I am having the same problem with Ubuntu 12.04. I found a thread on the Ask Ubuntu form that discusses it and suggests the problem is related to mouse pointer movement and indicates the problem can be eliminated in Ubuntu 13.04, 64-bit, by installing an Intel driver.
http://askubuntu.com/questions/347119/blinking-black-pattern-of-dots-and-lines-on-the-screen

Update: I downloaded the Intel driver and tried to install the package but I get an error message:
Dependency is not satisfiable: libglib2.0-0 (>=2.35.9)

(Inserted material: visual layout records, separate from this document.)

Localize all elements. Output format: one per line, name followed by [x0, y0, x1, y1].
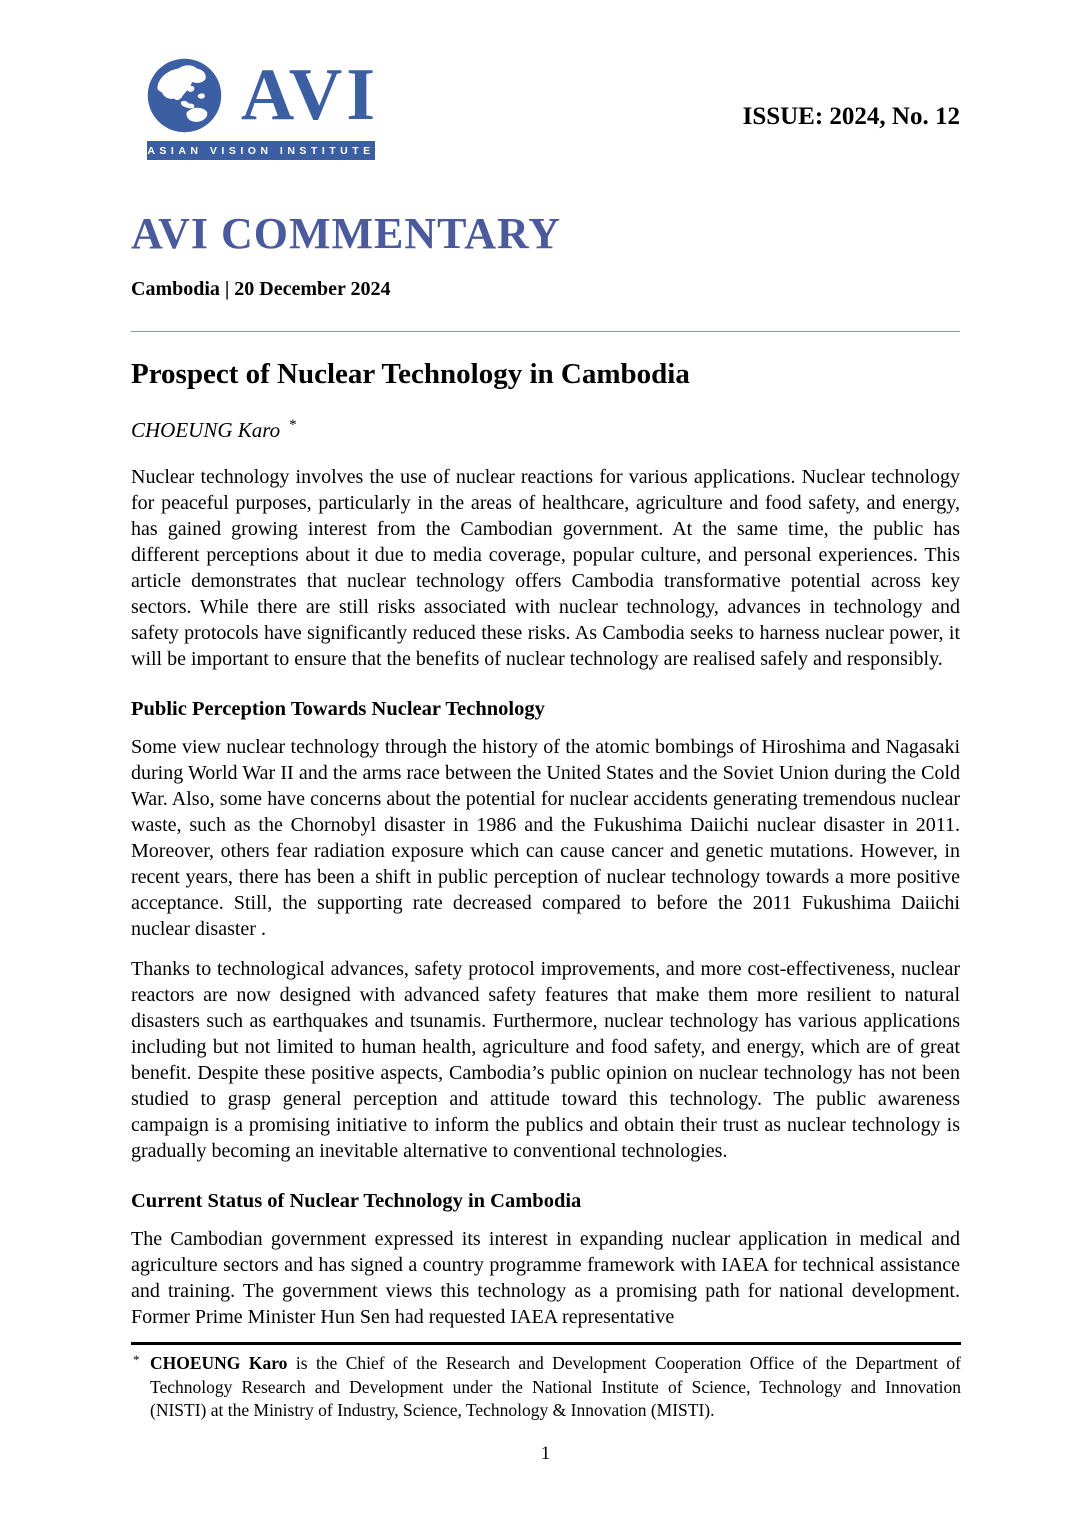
footnote [131, 1352, 961, 1423]
avi-logo-tagline-bar [147, 141, 375, 160]
article-title: Prospect of Nuclear Technology in Cambodia [131, 358, 690, 390]
author-name: CHOEUNG Karo [131, 418, 281, 442]
avi-logo-top [147, 53, 379, 136]
footnote-marker: * [133, 1352, 140, 1367]
page-number: 1 [540, 1443, 551, 1464]
author-line [131, 412, 960, 443]
page-header [131, 55, 960, 160]
section-heading-public-perception: Public Perception Towards Nuclear Technology [131, 698, 545, 720]
section-heading-current-status: Current Status of Nuclear Technology in Cambodia [131, 1190, 582, 1212]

Unfortunately the solution will not be as simple as downloading the file and double-clicking on it. :(

I encourage Nvidia to pay attention to black dots problem!

Hi all, Please provide nvidia bug report. Make sure below things are set on your system :

disable nouveau module is loaded.

  • create file :
    /etc/modprobe.d/nvidia-installer-disable-nouveau.conf

generated by nvidia-installer

blacklist nouveau
options nouveau modeset=0

  • add kernel parameter and reboot system: vga=0 rdblacklist=nouveau nouveau.modeset=0 video=vesa:off
  • reboot

Hi, sandipt!

I unable get graphical boot splash (Plymouth) using recommended kernel parameters. And of course there is no black dots artifacts in such case. But it is bad solution because many people need smooth boot process with graphical splash screen, especially for linux distributions targeted for industrial devices such as kiosks, cash desks, etc. Black boot screen with text kernel messages looks terrible and unprofessional.